2.RESPONSABILIDADE CIVIL DO ADVOGADO

Rezam, textualmente, o art. 32 e seu parágrafo único, do aludido Estatuto, in verbis:

Art. 32. O advogado é responsável pelos atos que, no exercício profissional, praticar com dolo ou culpa.

Parágrafo único. Em caso de lide temerária, o advogado será solidariamente responsável com seu cliente, desde que coligado com este para lesar a parte contrária, o que será apurado em ação própria.

Por seu turno, o art. 34, do mesmo Estatuto, que cuida das infrações e sanções disciplinares, estabelece, dentre outros preceitos, o contido no seu inciso IX, ipsis verbis:

Art. 34. Constitui infração disciplinar:

(...)

IX – prejudicar, por culpa grave, interesse confiado ao seu patrocínio;

Neste contexto, calha asseverar, que não é qualquer erro que se indeniza. O erro que se indeniza é o erro irrecusável, também, denominado na doutrina de erro grosseiro, que, na lição de RUY DE AZEVEDO SODRÉ, citado por RUI STOCO (1997, p. 171) "é fruto da ignorância do causídico e importa na sua obrigação de indenizar o cliente dos prejuízos que lhe causou em razão de sua manifesta incompetência, o mesmo ocorrendo se o dano for causado por negligência".

De um modo geral, os deveres contratuais do advogado consistem na defesa, em juízo ou fora dele, do interesse que lhe foi confiado por seu constituinte, dando-lhe conselhos profissionais e pareceres. Assim, se as obrigações de meios forem executadas com competência, não é licito imputar-lhe nenhuma responsabilidade pelo insucesso da demanda.
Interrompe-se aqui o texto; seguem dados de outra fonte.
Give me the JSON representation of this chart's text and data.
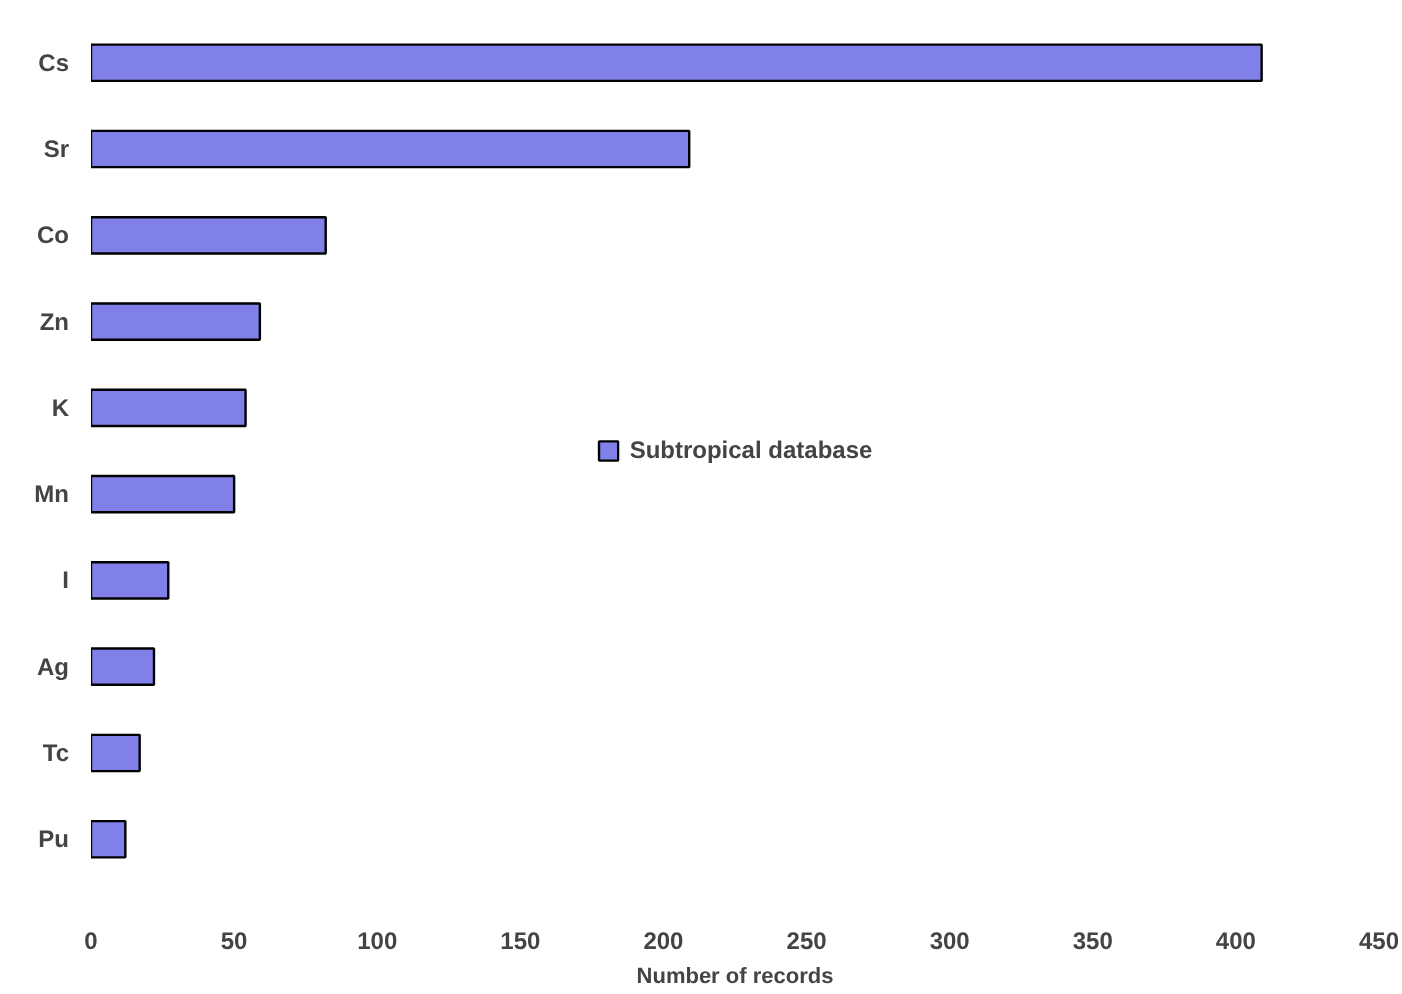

2.2.À luz do Código de Ética e Disciplina da OAB

Dispõe o art. 8º, do Código de Ética e Disciplina da OAB, in verbis:

O advogado deve informar o cliente, de forma clara e inequívoca, quanto a eventuais riscos de sua pretensão, e das conseqüências que poderão advir da demanda.

Por força do caráter de múnus público que tem a função advocatícia, ao advogado se impõe uma correção especial no exercício da profissão. Portanto, deve informar ao seu constituinte, eventuais possibilidades de riscos de sua pretensão, bem assim das conseqüências que poderão ocorrer do litígio. Cabendo-lhe, ainda, o dever de após o término da causa, com ou sem extinção do mandato, devolver os bens, valores e documentos recebidos no exercício do mandato e fazer, detalhadamente, prestação de contas, sem prejuízo de outras solicitadas, a qualquer momento, pelo seu constituinte (CED, art. 9º). Por fim, o advogado deve desempenhar com zelo e dedicação o encargo que lhe foi confiado, para que o seu cliente se sinta protegido e possa nutrir a esperança de regular desenvolvimento da demanda.

2.3.À luz da Constituição Federal de 1988

Art. 5º (...)

V – é assegurado o direito de resposta, proporcional ao agravo, além de indenização por dano material, moral ou à imagem [05] (gn);

Observe-se que a própria Lei Maior assegurou a todos, sem distinção de qualquer natureza, o direito de indenização por dano material e moral ou a imagem. Resultando deste comando, a máxima de que aquele que causar dano a outrem fica obrigado a repará-lo na proporção da ofensa.

2.4.À luz do Código Civil

Diz o artigo 186, do mencionado Código:

Aquele que, por ação ou omissão voluntária, negligência ou imprudência, violar direito e causar dano a outrem, ainda que exclusivamente moral, comete ato ilícito [06].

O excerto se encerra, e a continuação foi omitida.